I don’t know what he means by this so I just respond with, “It’s an old saying, right?”

“Right.” Dad clears his throat and sighs. “So — you’re off then?”

I swing my feet around from their icy position in the metal sink to the floor, where I’ve conveniently dropped a dishtowel to use as a bathmat. Once I drop down onto the floor, I slide across the linoleum and wood on the towel, faux-surfing until I get to Arabella’s room where I begin to search for a suitable Fourth of July outfit. I agreed to do with her to the Randall’s big party, but since I didn’t bring many black tie gowns (read: I don’t own any) to the island, I need to borrow or buy (read: no money, not going to happen).

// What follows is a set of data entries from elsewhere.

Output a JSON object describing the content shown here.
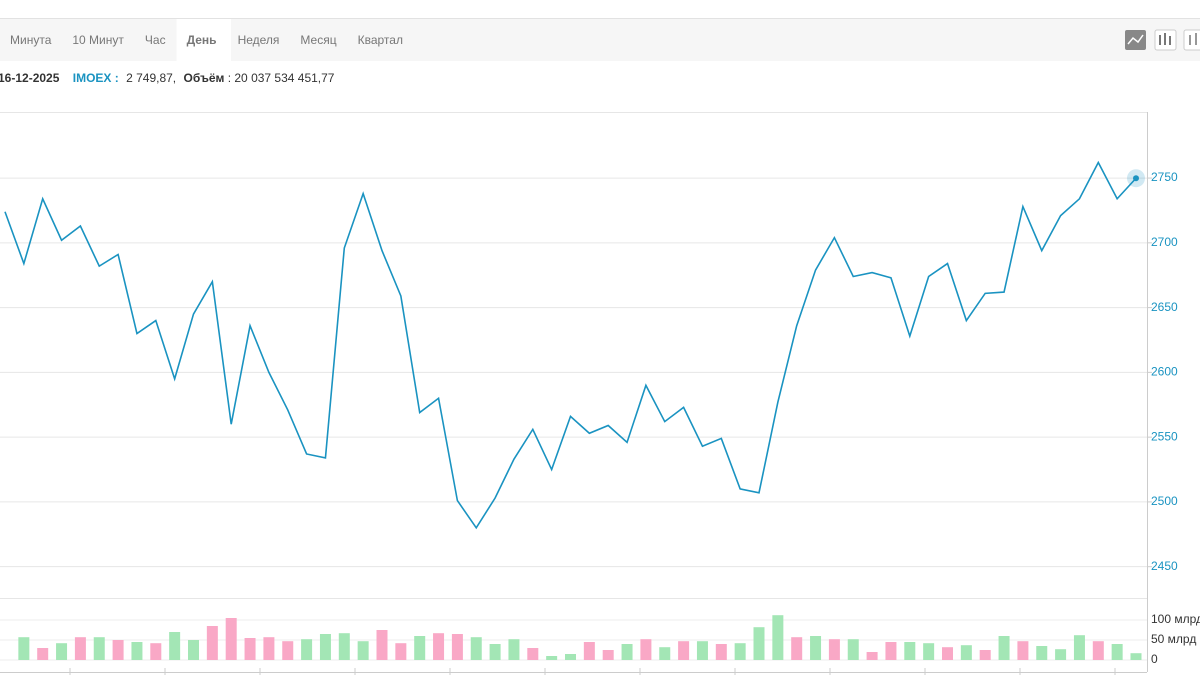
{
  "tabs": [
    "Минута",
    "10 Минут",
    "Час",
    "День",
    "Неделя",
    "Месяц",
    "Квартал"
  ],
  "active_tab": 3,
  "info": {
    "date": "16-12-2025",
    "ticker": "IMOEX :",
    "price": "2 749,87,",
    "volume_label": "Объём",
    "volume": ": 20 037 534 451,77"
  },
  "chart_data": [
    {
      "type": "line",
      "color": "#1a93c1",
      "categories": [
        null,
        null,
        null,
        null,
        null,
        null,
        null,
        null,
        null,
        null,
        null,
        null,
        null,
        null,
        null,
        null,
        null,
        null,
        null,
        null,
        null,
        null,
        null,
        null,
        null,
        null,
        null,
        null,
        null,
        null,
        null,
        null,
        null,
        null,
        null,
        null,
        null,
        null,
        null,
        null,
        null,
        null,
        null,
        null,
        null,
        null,
        null,
        null,
        null,
        null,
        null,
        null,
        null,
        null,
        null,
        null,
        null,
        null,
        null,
        null,
        null
      ],
      "values": [
        2724,
        2684,
        2734,
        2702,
        2713,
        2682,
        2691,
        2630,
        2640,
        2595,
        2645,
        2670,
        2560,
        2636,
        2600,
        2571,
        2537,
        2534,
        2696,
        2738,
        2694,
        2659,
        2569,
        2580,
        2501,
        2480,
        2503,
        2533,
        2556,
        2525,
        2566,
        2553,
        2559,
        2546,
        2590,
        2562,
        2573,
        2543,
        2549,
        2510,
        2507,
        2577,
        2636,
        2679,
        2704,
        2674,
        2677,
        2673,
        2628,
        2674,
        2684,
        2640,
        2661,
        2662,
        2728,
        2694,
        2721,
        2734,
        2762,
        2734,
        2749.87
      ],
      "ylim": [
        2432,
        2801
      ],
      "yticks": [
        2450,
        2500,
        2550,
        2600,
        2650,
        2700,
        2750
      ],
      "grid": true
    },
    {
      "type": "bar",
      "categories": [
        null,
        null,
        null,
        null,
        null,
        null,
        null,
        null,
        null,
        null,
        null,
        null,
        null,
        null,
        null,
        null,
        null,
        null,
        null,
        null,
        null,
        null,
        null,
        null,
        null,
        null,
        null,
        null,
        null,
        null,
        null,
        null,
        null,
        null,
        null,
        null,
        null,
        null,
        null,
        null,
        null,
        null,
        null,
        null,
        null,
        null,
        null,
        null,
        null,
        null,
        null,
        null,
        null,
        null,
        null,
        null,
        null,
        null,
        null,
        null
      ],
      "values": [
        57,
        30,
        42,
        57,
        57,
        50,
        45,
        42,
        70,
        50,
        85,
        105,
        55,
        57,
        47,
        52,
        65,
        67,
        47,
        75,
        42,
        60,
        67,
        65,
        57,
        40,
        52,
        30,
        10,
        15,
        45,
        25,
        40,
        52,
        32,
        47,
        47,
        40,
        42,
        82,
        112,
        57,
        60,
        52,
        52,
        20,
        45,
        45,
        42,
        32,
        37,
        25,
        60,
        47,
        35,
        27,
        62,
        47,
        40,
        17
      ],
      "colors": [
        "#a3e6b5",
        "#f9a8c6",
        "#a3e6b5",
        "#f9a8c6",
        "#a3e6b5",
        "#f9a8c6",
        "#a3e6b5",
        "#f9a8c6",
        "#a3e6b5",
        "#a3e6b5",
        "#f9a8c6",
        "#f9a8c6",
        "#f9a8c6",
        "#f9a8c6",
        "#f9a8c6",
        "#a3e6b5",
        "#a3e6b5",
        "#a3e6b5",
        "#a3e6b5",
        "#f9a8c6",
        "#f9a8c6",
        "#a3e6b5",
        "#f9a8c6",
        "#f9a8c6",
        "#a3e6b5",
        "#a3e6b5",
        "#a3e6b5",
        "#f9a8c6",
        "#a3e6b5",
        "#a3e6b5",
        "#f9a8c6",
        "#f9a8c6",
        "#a3e6b5",
        "#f9a8c6",
        "#a3e6b5",
        "#f9a8c6",
        "#a3e6b5",
        "#f9a8c6",
        "#a3e6b5",
        "#a3e6b5",
        "#a3e6b5",
        "#f9a8c6",
        "#a3e6b5",
        "#f9a8c6",
        "#a3e6b5",
        "#f9a8c6",
        "#f9a8c6",
        "#a3e6b5",
        "#a3e6b5",
        "#f9a8c6",
        "#a3e6b5",
        "#f9a8c6",
        "#a3e6b5",
        "#f9a8c6",
        "#a3e6b5",
        "#a3e6b5",
        "#a3e6b5",
        "#f9a8c6",
        "#a3e6b5",
        "#a3e6b5"
      ],
      "ylim": [
        0,
        155
      ],
      "yticks": [
        {
          "value": 100,
          "label": "100 млрд"
        },
        {
          "value": 50,
          "label": "50 млрд"
        },
        0
      ]
    }
  ]
}
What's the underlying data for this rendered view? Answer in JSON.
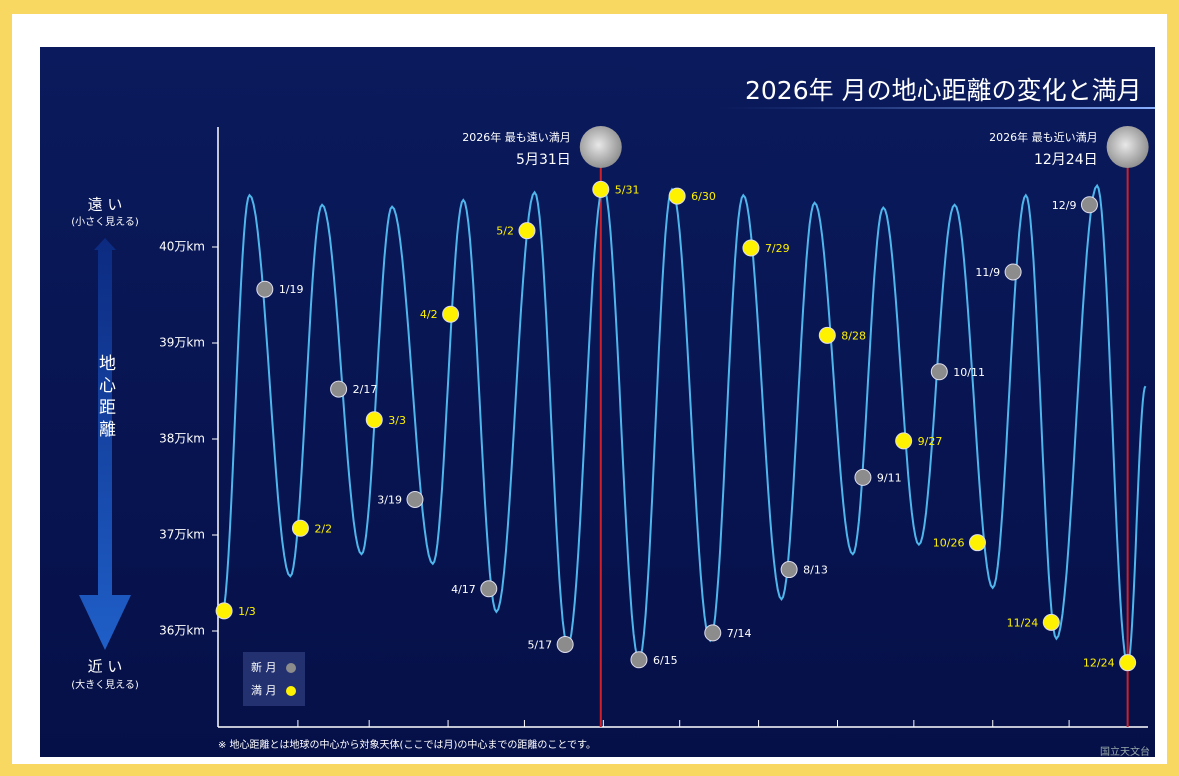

“I’m not exactly running out the door as we speak but, yeah, I guess my departure is imminent.” I say that last part with an English accent as though that will soften the reality.

“Can I give you a little advice?” Dad asks.

“Sure!” I say, the exclamation point nearly visible I’m so glad he has something to offer other than dismay at my Stanford interview and the morph into adulthood.

“Okay — before you meet with Martha Wade — and remember, she’s a Hadley trustee so I know her quite well by now — you should brush up on your college questions. What did she study there, what your own interests are, how Hadley Hall in particular set you on a path to Stanford? Usually, alumni interviews are done locally, so she’s really going out of her way to meet you…there.” He pauses before there to slip in his feelings about that location.

“Got it. Brush up on facts. Anything else?”

“Oh, it’s tricky, Love. I want you to do the best you can — and I can’t believe you’re old enough to go off on a college interview. Not to mention all the way across….”

“Dad — it’s not the first time I’ve traveled by myself.”

“All I’m saying is that I don’t know what’s at the end of Mable’s…whatever you’d call it. A scavenger hunt?”

“Hmm, scavenger hunt is when you have to pick up things like pine cones or photos with the Red Sox mascot, Wally. I think it’s a treasure hunt.”

“Well,” Dad says and I can envision him shifting from one foot to the other, roughing his stubble and worrying. “What’s the treasure?”

I pause in Arabella’s doorway, looking at the mess in front of me. Unlike her usual tidy self (her room at Bracker’s Common was an ode to neatness, her flat in London always in order, same thing with her room at Hadley), the bedroom looks like all of the items got together in a blender switched on with no top — read: books, bathing suits, sarongs, prairie skirts, mini skirts, shorts, cut offs, flip flips, sandals, running shoes (not that she likes to go running with me on a regular basis but every once in a while I can convince her), cds, and various knitting projects are scattered on every surface — bed, night table, floor, and layered on chairbacks and the floorlamp.

“The treasure?” I ask amidst so many items that were probably — when originally purchased — considered treasures in their own rights. “I don’t know.”

“Oh,” Dad says, “I didn’t know if you had an idea of what — or whom…” He lets his words fade and I know what he’s thinking. He’s thinking it’s my mother, his ex, the one he hasn’t seen in almost two decades and the one I’ve never met. And I want to tell him he’s wrong, that the journey Mable set me on has nothing to do with her — but I can’t say that because part of me suspects that it’s true.